Tunnelling into the world of the Octopus it is impossible not to feel things sparkle. Staring through the glass at a captive octopus (Leonard4) in Bray Aquarium I get lost in a web of flesh, arms and suckers. It is impossible to know where things begin and where they end. They coil and recoil evoking the great spiral motif so iconic because of its repetition across all life from star constellations to our DNA and echoed again in the first expressive stone markings recorded by our kind. The non-human and human bound together, entwined as companions, twisted in an ever moving spiral.

Tunnelling down further I feel I am in his gaze and I wonder:
What does he they make of the times we are now living in together? What would it be like to see with your skin?

Asking these questions sends me into a speculative spin where this boneless shapeshifting being teaches us to understand the world through many different lenses, axes and planes. Perhaps the Bronze age Greeks knew this when they adorned their pots with the Octopus’ figure. Its eight arms stretching around the earthen vessels as if to protect the valuable contents. The Octopus seems to have boundless possibilities as a symbol of the thinking we need in these times. All-sensory with a tentacular understanding of space and time, a creature whose boneless body seems to challenge borders with every movement, shapeshifting to escape entrapment, curious and inquisitive. This is a being with a sense of taste 100 times greater than ours, when their arms and suckers reach for our skin they can taste our ancient chemical history. It is very possible they can taste the sea in us and they know we are kin.

As I leave the tank a visitor snaps with an I-phone ...

I point to the sign . ‘No flash .. (long pause) his eyes are sensitive’

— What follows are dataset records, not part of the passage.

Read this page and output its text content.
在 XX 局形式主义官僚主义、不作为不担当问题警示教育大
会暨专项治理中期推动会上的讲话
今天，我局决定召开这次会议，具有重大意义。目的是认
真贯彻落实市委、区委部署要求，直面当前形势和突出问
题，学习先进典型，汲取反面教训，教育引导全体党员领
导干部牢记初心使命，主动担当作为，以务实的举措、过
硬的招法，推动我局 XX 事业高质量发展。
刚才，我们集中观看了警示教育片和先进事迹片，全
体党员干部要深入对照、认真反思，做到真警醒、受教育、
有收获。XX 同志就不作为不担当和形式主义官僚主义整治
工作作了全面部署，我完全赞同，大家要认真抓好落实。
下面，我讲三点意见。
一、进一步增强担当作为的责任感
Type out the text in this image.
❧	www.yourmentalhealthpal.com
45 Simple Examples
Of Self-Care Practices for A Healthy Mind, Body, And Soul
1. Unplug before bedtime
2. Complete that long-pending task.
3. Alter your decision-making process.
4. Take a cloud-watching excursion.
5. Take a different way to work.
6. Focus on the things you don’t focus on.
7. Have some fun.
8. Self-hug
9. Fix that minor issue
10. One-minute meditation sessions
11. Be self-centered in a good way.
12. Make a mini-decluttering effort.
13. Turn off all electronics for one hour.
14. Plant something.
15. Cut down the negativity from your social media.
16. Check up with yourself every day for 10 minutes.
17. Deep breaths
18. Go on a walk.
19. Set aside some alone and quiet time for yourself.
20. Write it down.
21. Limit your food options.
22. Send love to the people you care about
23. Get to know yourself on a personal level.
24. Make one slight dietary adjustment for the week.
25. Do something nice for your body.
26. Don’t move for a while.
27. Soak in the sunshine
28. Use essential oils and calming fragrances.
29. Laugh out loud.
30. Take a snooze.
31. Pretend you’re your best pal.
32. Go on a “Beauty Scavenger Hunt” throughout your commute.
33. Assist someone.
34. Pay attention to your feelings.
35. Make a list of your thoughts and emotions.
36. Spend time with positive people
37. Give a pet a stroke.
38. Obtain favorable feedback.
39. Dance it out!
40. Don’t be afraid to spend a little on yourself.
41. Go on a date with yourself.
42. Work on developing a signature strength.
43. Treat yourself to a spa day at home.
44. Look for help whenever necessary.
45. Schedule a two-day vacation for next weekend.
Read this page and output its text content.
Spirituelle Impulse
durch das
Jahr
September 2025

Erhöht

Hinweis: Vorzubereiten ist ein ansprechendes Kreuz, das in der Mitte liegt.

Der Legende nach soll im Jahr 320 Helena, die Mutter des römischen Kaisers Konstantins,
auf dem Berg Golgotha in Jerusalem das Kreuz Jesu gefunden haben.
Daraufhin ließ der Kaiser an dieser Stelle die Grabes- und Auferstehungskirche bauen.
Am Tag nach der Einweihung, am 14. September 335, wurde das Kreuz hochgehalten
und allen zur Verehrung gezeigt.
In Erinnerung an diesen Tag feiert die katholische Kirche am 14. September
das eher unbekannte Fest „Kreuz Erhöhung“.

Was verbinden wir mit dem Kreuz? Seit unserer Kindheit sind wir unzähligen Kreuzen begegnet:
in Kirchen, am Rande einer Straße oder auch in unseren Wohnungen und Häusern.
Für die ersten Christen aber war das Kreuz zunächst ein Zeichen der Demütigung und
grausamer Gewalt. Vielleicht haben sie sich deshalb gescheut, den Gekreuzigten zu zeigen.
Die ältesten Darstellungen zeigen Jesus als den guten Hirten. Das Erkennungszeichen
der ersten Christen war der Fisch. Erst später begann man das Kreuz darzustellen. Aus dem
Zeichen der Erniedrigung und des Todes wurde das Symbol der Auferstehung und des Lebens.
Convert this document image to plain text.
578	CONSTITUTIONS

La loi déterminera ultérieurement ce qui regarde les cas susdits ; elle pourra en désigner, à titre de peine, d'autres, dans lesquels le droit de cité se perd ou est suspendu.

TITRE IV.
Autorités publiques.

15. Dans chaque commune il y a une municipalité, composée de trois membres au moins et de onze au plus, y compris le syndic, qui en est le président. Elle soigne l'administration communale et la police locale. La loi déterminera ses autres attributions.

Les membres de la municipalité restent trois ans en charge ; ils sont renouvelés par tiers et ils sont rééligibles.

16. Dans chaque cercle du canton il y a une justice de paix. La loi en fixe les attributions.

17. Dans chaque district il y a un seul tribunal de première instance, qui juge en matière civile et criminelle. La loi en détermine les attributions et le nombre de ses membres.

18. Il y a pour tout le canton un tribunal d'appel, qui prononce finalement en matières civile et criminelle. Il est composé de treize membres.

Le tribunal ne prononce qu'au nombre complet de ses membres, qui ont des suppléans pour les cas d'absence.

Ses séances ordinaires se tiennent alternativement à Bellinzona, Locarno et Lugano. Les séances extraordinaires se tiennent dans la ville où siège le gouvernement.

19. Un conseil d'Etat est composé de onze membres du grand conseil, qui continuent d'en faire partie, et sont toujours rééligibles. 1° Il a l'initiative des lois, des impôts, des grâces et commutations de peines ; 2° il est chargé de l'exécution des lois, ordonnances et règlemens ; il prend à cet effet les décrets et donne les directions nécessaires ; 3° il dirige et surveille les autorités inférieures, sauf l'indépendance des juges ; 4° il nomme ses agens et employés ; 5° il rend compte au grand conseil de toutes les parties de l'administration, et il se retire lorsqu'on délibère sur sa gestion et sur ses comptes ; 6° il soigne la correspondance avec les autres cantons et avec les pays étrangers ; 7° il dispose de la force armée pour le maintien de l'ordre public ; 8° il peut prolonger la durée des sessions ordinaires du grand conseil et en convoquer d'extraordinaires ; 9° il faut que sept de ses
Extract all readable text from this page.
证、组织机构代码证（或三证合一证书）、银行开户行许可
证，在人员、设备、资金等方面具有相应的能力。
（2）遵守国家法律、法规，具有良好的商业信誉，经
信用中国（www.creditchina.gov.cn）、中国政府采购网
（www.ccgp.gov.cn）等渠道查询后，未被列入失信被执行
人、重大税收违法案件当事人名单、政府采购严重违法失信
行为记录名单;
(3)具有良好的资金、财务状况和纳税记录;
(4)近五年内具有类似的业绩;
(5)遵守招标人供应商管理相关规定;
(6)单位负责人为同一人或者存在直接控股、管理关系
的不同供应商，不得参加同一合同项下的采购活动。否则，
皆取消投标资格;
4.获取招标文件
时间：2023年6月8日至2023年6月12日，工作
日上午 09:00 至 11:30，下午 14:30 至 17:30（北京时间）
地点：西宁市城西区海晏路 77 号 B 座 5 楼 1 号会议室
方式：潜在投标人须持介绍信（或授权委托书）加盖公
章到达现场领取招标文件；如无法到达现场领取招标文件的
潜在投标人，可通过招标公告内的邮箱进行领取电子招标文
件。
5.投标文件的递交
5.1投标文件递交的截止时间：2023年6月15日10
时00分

1 OCTOPOLIS is the name given by philosopher Peter Godfrey Smith to a research site he discovered off the East Coast of Australia and is detailed in his great book Other Minds: The Octopus, the Sea, and the Deep Origins of Consciousness, 2016. William Collins. London
2 (extract from conversation with Louise Allcock, Head of Zoology and Cephalopod expert at NUI Galway) Rosie: Do octopods have subjective experience?
Louise: Neuroscientists have recognised that octopuses have neural circuits that deal with important components of consciousness such as decision-making. Octopuses also display behavioural traits associated with consciousness including sleep and exploration of novel items. Some researchers even think octopuses have individual personalities, but not all agree. It is not proven, but it is certainly possible that octopuses do have subjective experience.
Rosie: I’ve read a little about the autonomy each arm of an octopus has because of the distributed nervous system - could you explain this a little further?
Louise: We are all constrained by our ancestry - and the octopus is no exception. It is a mollusc and most molluscs don’t have a brain, but rather have numerous ‘mini-brains’ or ganglia distributed throughout their body. Unusually for a mollusc, the octopus has a well developed central brain with multiple lobes, but this central brain only contains one-third of the octopuses total nerves. The other two-thirds are in its arms and each arm has a ‘mini brain’ at its base. Hence an octopus arm can feel and react independently, and when an octopus arm is severed, it can continue feeling and moving for a short period.
Rosie: Do they taste with their skin?
Louise: Yes, they do. Octopuses have chemoreceptors in the skin and these are particularly concentrated around the sucker rims, so that when an octopus touches, it is also tasting. Early experiments using sweet, sour, and bitter tastes showed that octopuses have a sense of taste that is 100 times more sensitive than ours.
3 Morton, Timothy. Dark Ecology, 2016. Columbia University Press
4 While photographing him Yvette named the him Leonard Cohen after the lyrics to his song Anthem. “There is a crack, a crack in everything, that’s how the light gets in”.